Let me remind you, this is only the first track of Consolamentum.
What makes this all the more remarkable is that this lineup of The Wounded Kings is still relatively new. It’s always sad when members of a band move their separate ways, especially when the band has such a unique chemistry. It begs the question of whether or not a reboot of the group is in order, or if they should just let sleeping dogs lie. This exact situation came to fruition for founding member Steve Mills as his band mates all left to pursue other careers or family lives. Thankfully, Mills made the decision to soldier on with The Wounded Kings and a new lineup was born. Debuting with 2011’s In The Chapel of the Black Hand, the new lineup saw the addition of a brutally heavy rhythm section, anchored by the eerily obscure vocals of Sharie Neyland.
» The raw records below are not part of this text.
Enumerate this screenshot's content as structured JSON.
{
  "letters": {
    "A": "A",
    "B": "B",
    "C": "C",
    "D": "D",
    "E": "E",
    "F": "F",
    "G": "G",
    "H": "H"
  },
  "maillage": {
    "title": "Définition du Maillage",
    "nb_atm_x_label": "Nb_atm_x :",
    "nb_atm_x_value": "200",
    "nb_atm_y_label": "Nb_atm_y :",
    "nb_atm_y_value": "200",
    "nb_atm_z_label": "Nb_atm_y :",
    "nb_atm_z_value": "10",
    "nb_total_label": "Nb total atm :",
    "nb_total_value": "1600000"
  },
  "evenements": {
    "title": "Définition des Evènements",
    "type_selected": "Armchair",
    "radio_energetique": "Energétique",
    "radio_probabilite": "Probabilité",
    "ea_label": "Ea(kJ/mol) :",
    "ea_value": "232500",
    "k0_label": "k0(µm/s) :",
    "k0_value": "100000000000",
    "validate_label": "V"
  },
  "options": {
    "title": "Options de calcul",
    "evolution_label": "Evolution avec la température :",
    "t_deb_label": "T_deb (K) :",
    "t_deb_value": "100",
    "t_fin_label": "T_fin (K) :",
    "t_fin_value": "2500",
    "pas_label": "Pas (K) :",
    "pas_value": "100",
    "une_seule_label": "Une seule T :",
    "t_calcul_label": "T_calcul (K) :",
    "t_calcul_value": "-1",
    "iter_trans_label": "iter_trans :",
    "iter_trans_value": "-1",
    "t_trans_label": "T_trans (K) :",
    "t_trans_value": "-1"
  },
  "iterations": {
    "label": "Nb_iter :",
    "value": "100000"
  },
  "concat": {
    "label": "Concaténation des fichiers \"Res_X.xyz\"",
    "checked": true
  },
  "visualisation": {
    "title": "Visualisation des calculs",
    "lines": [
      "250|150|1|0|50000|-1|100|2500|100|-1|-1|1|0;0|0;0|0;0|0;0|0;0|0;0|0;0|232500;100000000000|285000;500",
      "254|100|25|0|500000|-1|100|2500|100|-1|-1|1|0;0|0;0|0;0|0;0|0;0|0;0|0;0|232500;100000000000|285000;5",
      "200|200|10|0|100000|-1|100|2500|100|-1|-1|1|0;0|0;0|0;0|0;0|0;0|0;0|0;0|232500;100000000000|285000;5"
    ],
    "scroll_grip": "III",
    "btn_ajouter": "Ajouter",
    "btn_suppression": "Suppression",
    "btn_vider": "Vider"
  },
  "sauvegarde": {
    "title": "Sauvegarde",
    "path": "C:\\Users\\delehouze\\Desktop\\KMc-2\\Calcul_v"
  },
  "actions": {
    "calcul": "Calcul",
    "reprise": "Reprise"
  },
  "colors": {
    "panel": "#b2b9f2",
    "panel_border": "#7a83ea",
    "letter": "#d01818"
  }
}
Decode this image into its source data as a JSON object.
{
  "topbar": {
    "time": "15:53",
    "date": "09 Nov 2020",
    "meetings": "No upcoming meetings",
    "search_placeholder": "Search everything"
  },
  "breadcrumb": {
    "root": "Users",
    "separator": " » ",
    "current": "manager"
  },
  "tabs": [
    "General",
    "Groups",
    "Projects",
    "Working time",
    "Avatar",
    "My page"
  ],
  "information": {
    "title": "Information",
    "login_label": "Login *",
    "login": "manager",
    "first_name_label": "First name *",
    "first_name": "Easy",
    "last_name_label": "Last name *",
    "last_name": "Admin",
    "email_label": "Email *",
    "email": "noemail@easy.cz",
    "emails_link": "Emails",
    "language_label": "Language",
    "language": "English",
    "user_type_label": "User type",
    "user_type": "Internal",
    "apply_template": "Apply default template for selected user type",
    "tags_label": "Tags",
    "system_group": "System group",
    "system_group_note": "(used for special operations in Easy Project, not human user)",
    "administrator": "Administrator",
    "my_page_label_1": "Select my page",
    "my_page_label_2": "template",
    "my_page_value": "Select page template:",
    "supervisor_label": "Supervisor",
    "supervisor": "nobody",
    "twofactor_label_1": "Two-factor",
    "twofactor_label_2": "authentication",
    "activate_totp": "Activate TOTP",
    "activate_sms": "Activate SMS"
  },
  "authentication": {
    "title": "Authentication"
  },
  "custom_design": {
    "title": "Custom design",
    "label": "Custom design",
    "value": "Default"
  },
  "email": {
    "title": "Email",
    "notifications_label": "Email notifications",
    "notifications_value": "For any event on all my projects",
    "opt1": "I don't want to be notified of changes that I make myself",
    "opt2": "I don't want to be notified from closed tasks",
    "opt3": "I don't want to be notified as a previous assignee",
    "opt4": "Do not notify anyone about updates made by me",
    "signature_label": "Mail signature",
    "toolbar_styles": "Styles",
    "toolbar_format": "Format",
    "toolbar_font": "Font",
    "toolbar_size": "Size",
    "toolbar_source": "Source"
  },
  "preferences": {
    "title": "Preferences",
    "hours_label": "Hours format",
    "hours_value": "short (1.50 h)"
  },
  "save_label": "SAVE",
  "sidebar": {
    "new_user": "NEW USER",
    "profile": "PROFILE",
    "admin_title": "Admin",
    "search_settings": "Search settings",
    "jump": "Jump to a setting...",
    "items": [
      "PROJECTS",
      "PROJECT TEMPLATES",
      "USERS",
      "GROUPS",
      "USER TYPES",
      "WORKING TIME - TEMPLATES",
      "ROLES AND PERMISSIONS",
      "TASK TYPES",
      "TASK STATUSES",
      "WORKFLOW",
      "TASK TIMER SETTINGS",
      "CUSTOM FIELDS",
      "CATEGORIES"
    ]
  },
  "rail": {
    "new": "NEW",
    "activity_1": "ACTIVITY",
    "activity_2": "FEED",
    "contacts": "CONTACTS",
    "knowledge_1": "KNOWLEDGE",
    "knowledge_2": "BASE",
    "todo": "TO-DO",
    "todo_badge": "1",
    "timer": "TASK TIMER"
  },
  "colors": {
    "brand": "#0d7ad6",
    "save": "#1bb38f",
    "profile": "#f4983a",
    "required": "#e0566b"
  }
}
The decision to continue on with The Wounded Kings was indeed the correct one and Consolamentum is proof of that. The album conjures up images of cathedrals and ritualistic black magick with a pinch of brooding. And when I say pinch, I’m measuring as if I were a Goliath. The bands entire sound pays homage to the word ‘doom’ in every sense. The guitar licks leave a chilling, evil-sounding shroud throughout the songs that make them sound like they crawled out from the depths of hell. On “Lost Bride” scenes of lamentation play in my mind along with the tormented cry of the vocals, while “Elige Magisturm” reminds me of battle scenes in fantasy movies and books that I’ve enjoyed over the years, the perfect soundtrack for clashing blades and crashing armor. The albums title track makes me think of Endura, the ritual of fasting upon ones inevitable passing during the latter years of Catharism, while “Space Conqueror” comes in melodic, almost entrancing. The sound is as expansive as a galaxy yet as calm as a graveyard. All together, there is a strong culmination and ample tale that runs throughout Consolamentum.
All in all, from not knowing a thing about this band, I have now become a fan of their lyrical presentation accompanied with resonant metal. Really, the only drawback to be found on the album is that the vocals have a tendency to drown in the sludgy music in some songs, but honestly, it kind of fits in a complementary way, with both elements building upon one another, making Consolamentum a welcome addition to my musical collection.